Jeden Abend hatte die Sängerin Ruslana, die 2004 für die Ukraine den Eurovision Song Contest gewonnen hatte, auf dem Maidan die Nationalhymne gesungen. Sie war zum Bild des Aufstands gegen die korrupte Janukowitsch-Diktatur geworden. BewohnerInnen von Kiew hatten den aus allen Teilen des Landes angereisten Maidan-AktivistInnen Kleidung, Lebensmittel und auch Geld gebracht. Nach Monaten erbitterter Kämpfe, nach über hundert erschossenen AktivistInnen siegte die Bewegung Ende Februar, der Diktator floh nach Russland. Wenig später bildete sie die neue Regierung.

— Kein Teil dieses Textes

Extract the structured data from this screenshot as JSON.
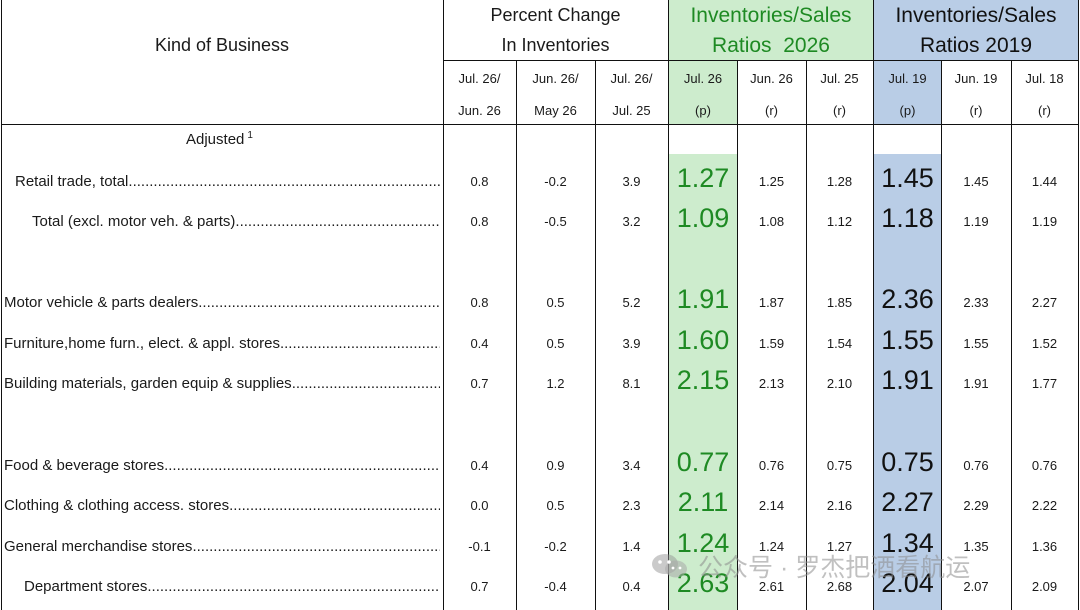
{
  "header": {
    "kind_of_business": "Kind of Business",
    "pct_change_line1": "Percent Change",
    "pct_change_line2": "In Inventories",
    "ratios2026_line1": "Inventories/Sales",
    "ratios2026_line2": "Ratios  2026",
    "ratios2019_line1": "Inventories/Sales",
    "ratios2019_line2": "Ratios 2019"
  },
  "subheaders": [
    {
      "top": "Jul. 26/",
      "bottom": "Jun. 26"
    },
    {
      "top": "Jun. 26/",
      "bottom": "May 26"
    },
    {
      "top": "Jul. 26/",
      "bottom": "Jul. 25"
    },
    {
      "top": "Jul. 26",
      "bottom": "(p)"
    },
    {
      "top": "Jun. 26",
      "bottom": "(r)"
    },
    {
      "top": "Jul. 25",
      "bottom": "(r)"
    },
    {
      "top": "Jul. 19",
      "bottom": "(p)"
    },
    {
      "top": "Jun. 19",
      "bottom": "(r)"
    },
    {
      "top": "Jul. 18",
      "bottom": "(r)"
    }
  ],
  "section_label": "Adjusted",
  "section_footnote": "1",
  "rows": [
    {
      "label": "Retail trade, total",
      "values": [
        "0.8",
        "-0.2",
        "3.9",
        "1.27",
        "1.25",
        "1.28",
        "1.45",
        "1.45",
        "1.44"
      ]
    },
    {
      "label": "Total (excl. motor veh. & parts)",
      "values": [
        "0.8",
        "-0.5",
        "3.2",
        "1.09",
        "1.08",
        "1.12",
        "1.18",
        "1.19",
        "1.19"
      ]
    },
    {
      "label": "Motor vehicle & parts dealers",
      "values": [
        "0.8",
        "0.5",
        "5.2",
        "1.91",
        "1.87",
        "1.85",
        "2.36",
        "2.33",
        "2.27"
      ]
    },
    {
      "label": "Furniture,home furn., elect. & appl. stores",
      "values": [
        "0.4",
        "0.5",
        "3.9",
        "1.60",
        "1.59",
        "1.54",
        "1.55",
        "1.55",
        "1.52"
      ]
    },
    {
      "label": "Building materials, garden equip & supplies",
      "values": [
        "0.7",
        "1.2",
        "8.1",
        "2.15",
        "2.13",
        "2.10",
        "1.91",
        "1.91",
        "1.77"
      ]
    },
    {
      "label": "Food & beverage stores",
      "values": [
        "0.4",
        "0.9",
        "3.4",
        "0.77",
        "0.76",
        "0.75",
        "0.75",
        "0.76",
        "0.76"
      ]
    },
    {
      "label": "Clothing & clothing access. stores",
      "values": [
        "0.0",
        "0.5",
        "2.3",
        "2.11",
        "2.14",
        "2.16",
        "2.27",
        "2.29",
        "2.22"
      ]
    },
    {
      "label": "General merchandise stores",
      "values": [
        "-0.1",
        "-0.2",
        "1.4",
        "1.24",
        "1.24",
        "1.27",
        "1.34",
        "1.35",
        "1.36"
      ]
    },
    {
      "label": "Department stores",
      "values": [
        "0.7",
        "-0.4",
        "0.4",
        "2.63",
        "2.61",
        "2.68",
        "2.04",
        "2.07",
        "2.09"
      ]
    }
  ],
  "watermark": "公众号 · 罗杰把酒看航运",
  "colors": {
    "green_fill": "#cdeccd",
    "blue_fill": "#b9cde6",
    "green_text": "#1e8a23"
  }
}
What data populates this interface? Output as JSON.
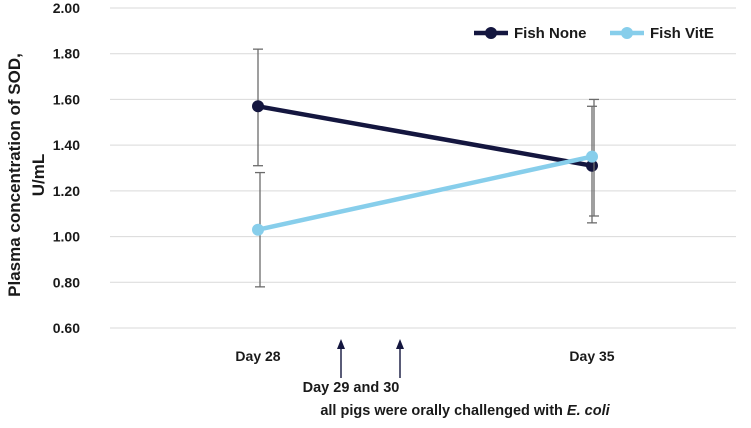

Und wieder wird zensuriert

Doch der erhoffte demokratische Aufbruch blieb aus. Wieder begannen Repressionen. Eines der ersten Gesetze der neuen Regierung nahm den besonderen Status der russischen Sprache zurück. Wer sich bei einer Diskussion auf dem Maidan als Janukowitsch-Anhänger outete, wurde als «Provokateur» von den «Kräften der Selbstverteidigung des Maidan» zu einem Verhör abgeführt. Linke Gruppen, die auf dem Maidan die soziale Frage diskutieren wollten, wurden von Angehörigen des Rechten Sektors mit Gewalt vertrieben.

Inzwischen ist mit Petro Poroschenko wieder ein Oligarch zum neuen Präsidenten gewählt worden. Die Gesetze der jetzigen Kiewer Regierung stehen Janukowitschs Zensurbemühungen in nichts nach. Mitte August bevollmächtigte das Parlament den nationalen Sicherheitsrat und den Präsidenten, Organisationen, Firmen, Parteien und Veranstaltungen zu verbieten, die den Terrorismus und die Besetzung der Krim unterstützten. Die Kabelfernsehanbieter mussten praktisch alle russischen Fernsehsender aus dem Programm nehmen, sogar den russischen Service des paneuropäischen Senders Euronews.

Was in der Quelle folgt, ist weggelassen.